Il a été embauché pour un contrat de trois mois comme historien-recherchiste pour le jeu Assassin's Creed III(ACIII). Le contrat s'est transformé en mandat de six mois et de neuf mois, puis Maxime Durand a finalement décroché un emploi à temps plein.

Le jeu est sorti l'an dernier et il planche maintenant sur de nouveaux projets, qu'il préfère garder secrets pour l'instant. «On me tient occupé, c'est tout ce que je peux dire.»

Que fait donc un historien dans le grand studio de jeu à aires ouvertes? «Mon rôle est non seulement d'expliquer la période historique, mais aussi de donner des idées pour l'intégrer au jeu», dit-il.

De la recherche pointue

Chaque matin (et pas toujours à 8h, au grand bonheur de l'historien), des demandes attendent Maxime Durand sur son bureau. Quelle texture avait tel drapeau? À quoi ressemblait un quai à l'époque? Ce genre de questions fait partie de son lot quotidien.

Maxime Durand conseille notamment l'équipe sur l'architecture, les costumes, les armes, la nature ou les textures. «J'aide aussi pour les dialogues. Pour ACIII, j'avais entre autres déniché un livre sur les jurons et les insultes du XVIIIe siècle», illustre-t-il.

L'historien de 26 ans fouille les archives, les actes de décès, mais aussi les livres et les photographies pour trouver des réponses à ces interrogations. Certaines recherches ne prennent que quelques minutes, mais d'autres s'échelonnent sur des semaines. Il fait également appel à d'autres experts en histoire et aux musées.

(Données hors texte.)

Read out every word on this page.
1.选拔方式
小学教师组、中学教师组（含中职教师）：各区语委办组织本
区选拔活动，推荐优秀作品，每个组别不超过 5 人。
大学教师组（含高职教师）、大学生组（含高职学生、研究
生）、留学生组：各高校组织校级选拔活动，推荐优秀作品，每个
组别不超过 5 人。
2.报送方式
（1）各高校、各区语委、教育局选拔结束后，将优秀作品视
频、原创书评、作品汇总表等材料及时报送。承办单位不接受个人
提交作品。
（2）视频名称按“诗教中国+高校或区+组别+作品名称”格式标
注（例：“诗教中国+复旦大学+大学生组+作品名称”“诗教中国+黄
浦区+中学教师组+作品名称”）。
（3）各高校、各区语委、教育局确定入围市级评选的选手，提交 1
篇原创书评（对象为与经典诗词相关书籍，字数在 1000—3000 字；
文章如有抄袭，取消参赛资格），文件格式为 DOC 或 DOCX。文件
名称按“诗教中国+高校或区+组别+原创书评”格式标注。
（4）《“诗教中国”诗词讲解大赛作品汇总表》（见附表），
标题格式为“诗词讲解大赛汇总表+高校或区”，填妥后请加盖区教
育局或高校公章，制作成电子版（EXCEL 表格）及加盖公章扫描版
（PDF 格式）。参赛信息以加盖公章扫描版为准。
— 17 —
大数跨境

«Parfois, je peux passer deux heures à regarder un film aussi! C'est du boulot hyper sérieux appliqué de façon divertissante.» Il ne travaille pas à la légère pour autant, puisque les semaines de 70 heures ne lui sont pas inconnues.

De la conception au marketing

Une fois la conception d'un jeu terminée, l'historien doit aussi vérifier et approuver chaque élément. Même si c'est une question de compromis et de diplomatie, il reste intraitable sur certains points. Il a refusé que des gouttières apparaissent dans les villes d'ACIII.

«Je travaille aussi avec l'équipe de marketing, pour déterminer les aspects qui devraient être présentés aux différents marchés. Notre approche n'est pas la même aux États-Unis ou en Europe», explique Maxime Durand.

La Deuxième Guerre mondiale a été très représentée dans les jeux vidéo. Maxime Durand, lui, aimerait plutôt se pencher sur l'époque de l'Égypte ancienne. «Je ne suis pas spécialisé là-dedans, mais je trouverais cela génial.»

Malgré le succès d'ACIII, quelques professeurs d'histoire restent mitigés par rapport au travail de Maxime Durand. «C'est sûr qu'on est loin du livre d'histoire. Certains ne comprennent pas, mais la plupart des réactions sont positives.» Après tout, l'objectif d'un jeu, c'est avant tout de divertir.